William Kelly further says that when a sinner "believes the gospel, you are entitled to tell him, in virtue of the truth figured in the second goat, that Christ bore his sins in His own body on the tree, and bore them away for ever. The work of propitiation is seen under the first goat. When the sins are confessed and sent away, then is the comfort of knowing that all that heavy burden is clean gone never to reappear. This you cannot say to every soul. Here it is that the limitation of Israel has its importance. The people are concerned in the second goat in a very definite manner. In the former case it was Jehovahs lot; in the second place, it is the peoples lot. By the people is not meant everybody, but (as far as Leviticus speaks) the chosen nation, and that nation only".

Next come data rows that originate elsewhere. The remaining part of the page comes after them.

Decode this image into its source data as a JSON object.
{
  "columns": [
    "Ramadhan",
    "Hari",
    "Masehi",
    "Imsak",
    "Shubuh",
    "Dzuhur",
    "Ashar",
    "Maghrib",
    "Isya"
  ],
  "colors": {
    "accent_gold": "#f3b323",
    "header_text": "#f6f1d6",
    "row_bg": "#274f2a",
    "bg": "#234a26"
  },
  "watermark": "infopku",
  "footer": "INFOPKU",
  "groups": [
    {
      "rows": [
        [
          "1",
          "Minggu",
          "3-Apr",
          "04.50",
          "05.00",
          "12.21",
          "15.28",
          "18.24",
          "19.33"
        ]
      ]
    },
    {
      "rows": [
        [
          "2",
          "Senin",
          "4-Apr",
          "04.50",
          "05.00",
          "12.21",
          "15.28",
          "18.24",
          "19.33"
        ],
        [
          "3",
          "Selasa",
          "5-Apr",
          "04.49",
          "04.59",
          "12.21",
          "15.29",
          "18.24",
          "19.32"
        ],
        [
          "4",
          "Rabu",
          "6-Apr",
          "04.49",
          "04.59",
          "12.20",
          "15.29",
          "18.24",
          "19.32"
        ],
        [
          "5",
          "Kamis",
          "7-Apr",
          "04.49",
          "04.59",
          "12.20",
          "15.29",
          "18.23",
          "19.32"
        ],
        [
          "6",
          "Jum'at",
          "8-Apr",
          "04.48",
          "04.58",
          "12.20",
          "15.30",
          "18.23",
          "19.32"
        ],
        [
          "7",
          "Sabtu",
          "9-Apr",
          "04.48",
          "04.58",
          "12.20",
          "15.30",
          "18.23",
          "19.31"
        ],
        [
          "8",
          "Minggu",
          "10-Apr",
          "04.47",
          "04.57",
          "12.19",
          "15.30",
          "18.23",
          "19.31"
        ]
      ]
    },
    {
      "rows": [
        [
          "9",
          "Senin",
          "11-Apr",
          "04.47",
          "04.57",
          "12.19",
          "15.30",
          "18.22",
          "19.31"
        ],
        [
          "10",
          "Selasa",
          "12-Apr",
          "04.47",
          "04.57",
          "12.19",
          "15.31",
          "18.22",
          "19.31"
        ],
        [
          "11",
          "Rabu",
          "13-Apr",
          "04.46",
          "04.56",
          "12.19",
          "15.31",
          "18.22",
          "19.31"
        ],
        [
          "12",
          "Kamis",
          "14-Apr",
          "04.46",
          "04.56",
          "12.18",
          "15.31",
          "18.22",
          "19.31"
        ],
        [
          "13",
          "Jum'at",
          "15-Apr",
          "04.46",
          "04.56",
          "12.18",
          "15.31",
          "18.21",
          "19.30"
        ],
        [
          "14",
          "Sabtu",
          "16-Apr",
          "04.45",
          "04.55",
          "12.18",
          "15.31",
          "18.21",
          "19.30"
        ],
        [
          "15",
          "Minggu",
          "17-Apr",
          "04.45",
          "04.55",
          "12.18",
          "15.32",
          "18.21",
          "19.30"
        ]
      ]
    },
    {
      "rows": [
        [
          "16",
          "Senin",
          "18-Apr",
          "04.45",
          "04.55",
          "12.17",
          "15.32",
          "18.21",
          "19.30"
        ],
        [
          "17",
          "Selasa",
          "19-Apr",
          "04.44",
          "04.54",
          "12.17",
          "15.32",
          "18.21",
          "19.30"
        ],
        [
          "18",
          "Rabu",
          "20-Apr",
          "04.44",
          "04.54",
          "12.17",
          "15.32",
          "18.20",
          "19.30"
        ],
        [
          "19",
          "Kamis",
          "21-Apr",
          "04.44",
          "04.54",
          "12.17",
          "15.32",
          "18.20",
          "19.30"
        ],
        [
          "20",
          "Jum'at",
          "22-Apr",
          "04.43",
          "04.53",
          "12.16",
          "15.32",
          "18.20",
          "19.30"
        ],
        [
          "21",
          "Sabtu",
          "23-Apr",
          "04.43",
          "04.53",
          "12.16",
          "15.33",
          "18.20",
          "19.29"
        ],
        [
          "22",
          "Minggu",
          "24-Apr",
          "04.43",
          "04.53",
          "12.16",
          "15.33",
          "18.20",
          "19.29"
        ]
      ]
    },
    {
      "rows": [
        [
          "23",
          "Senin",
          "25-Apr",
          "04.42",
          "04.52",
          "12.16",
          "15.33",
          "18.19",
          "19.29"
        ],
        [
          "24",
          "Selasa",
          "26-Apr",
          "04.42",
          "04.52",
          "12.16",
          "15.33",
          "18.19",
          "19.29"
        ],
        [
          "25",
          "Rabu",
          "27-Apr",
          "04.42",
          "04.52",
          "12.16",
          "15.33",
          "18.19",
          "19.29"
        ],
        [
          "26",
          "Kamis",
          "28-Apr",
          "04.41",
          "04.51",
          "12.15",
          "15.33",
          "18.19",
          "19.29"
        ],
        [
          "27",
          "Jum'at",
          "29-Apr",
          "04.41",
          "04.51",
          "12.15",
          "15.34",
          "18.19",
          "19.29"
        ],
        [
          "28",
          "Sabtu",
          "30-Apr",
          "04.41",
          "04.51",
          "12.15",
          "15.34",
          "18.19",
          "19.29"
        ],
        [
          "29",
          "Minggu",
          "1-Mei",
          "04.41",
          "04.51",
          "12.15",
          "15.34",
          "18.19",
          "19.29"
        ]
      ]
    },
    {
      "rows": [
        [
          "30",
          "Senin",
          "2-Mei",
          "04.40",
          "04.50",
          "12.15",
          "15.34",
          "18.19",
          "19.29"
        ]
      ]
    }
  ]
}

In all of this we must be careful not to let our convictions regarding election and the sovereignty of God colour our understanding of the work of Christ. Those who believe that God has predestined some to heaven and others to hell (as against those who simply believe in the election of individuals by God so that His purpose will be fulfilled) will generally teach that Christ died only instead of the elect. This is clearly wrong as we have seen and it should also be remembered that the benefit of the work of Christ will in a future day extend to the millennial earth. A-millennialism and limited atonement, so called, are connected lines of teaching. However, others who do not believe in election in that way teach that our Saviour was the substitute for all in the sense that He bore the sins of, and the punishment for the sins of, all people. If that is so those who are eternally lost might well wonder how it has come about and ask whether God is right to punish them when another has been punished in their stead. Substitution, if it means anything at all, must mean that another has taken my place.
Let us give God the glory as we contemplate the wonders of Golgotha.